Essas descobertas são do relatório anual de 2023 do Projeto de Dados CIRIGHTS. Este relatório é a mais extensa recolha de dados sobre direitos humanos no mundo, sendo então processado pela universidade responsável pela investigação. O projeto avalia 195 países com base em 25 direitos humanos reconhecidos internacionalmente, segundo David Cingranelli, professor de ciência política daUniversidade de Binghamton em Nova York e co-dirige a prática.

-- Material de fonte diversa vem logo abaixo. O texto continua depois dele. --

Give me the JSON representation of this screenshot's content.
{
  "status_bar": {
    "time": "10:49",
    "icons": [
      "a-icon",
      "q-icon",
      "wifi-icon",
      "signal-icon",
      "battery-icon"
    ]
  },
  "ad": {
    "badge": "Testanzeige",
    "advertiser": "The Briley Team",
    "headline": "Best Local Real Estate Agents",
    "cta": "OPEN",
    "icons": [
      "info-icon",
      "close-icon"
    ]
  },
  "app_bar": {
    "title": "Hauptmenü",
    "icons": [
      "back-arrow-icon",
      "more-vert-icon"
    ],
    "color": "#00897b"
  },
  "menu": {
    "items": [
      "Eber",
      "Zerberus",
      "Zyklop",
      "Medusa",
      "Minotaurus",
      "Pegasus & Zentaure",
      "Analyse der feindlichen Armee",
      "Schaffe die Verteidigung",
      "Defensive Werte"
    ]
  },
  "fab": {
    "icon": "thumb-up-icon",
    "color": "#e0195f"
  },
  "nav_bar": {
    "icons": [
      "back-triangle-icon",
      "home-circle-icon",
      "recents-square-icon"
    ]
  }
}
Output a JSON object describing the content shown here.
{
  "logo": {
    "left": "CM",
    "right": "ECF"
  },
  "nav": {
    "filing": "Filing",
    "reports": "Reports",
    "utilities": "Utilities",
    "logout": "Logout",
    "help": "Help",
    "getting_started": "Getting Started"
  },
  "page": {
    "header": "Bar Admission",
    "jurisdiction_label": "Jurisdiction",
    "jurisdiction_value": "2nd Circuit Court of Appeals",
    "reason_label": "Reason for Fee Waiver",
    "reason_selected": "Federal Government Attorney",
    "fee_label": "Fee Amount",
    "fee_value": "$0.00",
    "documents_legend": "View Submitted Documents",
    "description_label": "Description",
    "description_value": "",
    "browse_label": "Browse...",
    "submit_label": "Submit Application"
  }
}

A análise dos direitos dos trabalhadores tem em consideração vários aspectos como a sindicalização, a negociação colectiva, o horário de trabalho regulamentado, o trabalho forçado, o trabalho infantil, salário mínimosegurança no local de trabalho e tráfico de seres humanos. Curiosamente, os direitos de formação de sindicatos e de negociação colectiva estão entre os menos observados, com violações frequentes a nível mundial.
Proteção dos direitos dos trabalhadores, a nível global Portugal está entre os cinco primeiros
Um facto alarmante é que mais de metade dos países examinados revelaram graves falhas no respeito da negociação colectiva. O emprego infantil continua a ser um problema generalizado, afectando aproximadamente 87% das nações analisadas.
Cingranelli sublinha a importância da existência de sindicatos independentes e de negociação colectiva para a protecção de direitos cruciais, como salários adequados e condições de trabalho dignas. No entanto, destaca uma tendência de declínio global destes “direitos de acesso”, que são fundamentais para a protecção global dos trabalhadores.
Crítica da globalização económica, a investigação sugere que esta aumentou as desigualdades. A globalização também teria levado os governos a favorecer os interesses empresariais em detrimento dos interesses dos trabalhadores. Além disso, nas economias menos avançadas, grandes entidades nos setores agrícola, mineiro e petrolífero operam frequentemente sem restrições significativas.
A posição antagónica entre empresas e trabalhadores em termos de trabalho também é destacada. As empresas estariam inclinadas a favorecer a redistribuição dos lucros aos acionistas em vez dos empregados.
Apesar do risco de deslocalização devido a leis laborais rigorosas, Cingranelli destaca a importância do papel do governo em garantir que os trabalhadores possam fazer valer as suas necessidades. Na verdade, sem apoio político adequado, as empresas poderiam facilmente superar as exigências sindicais.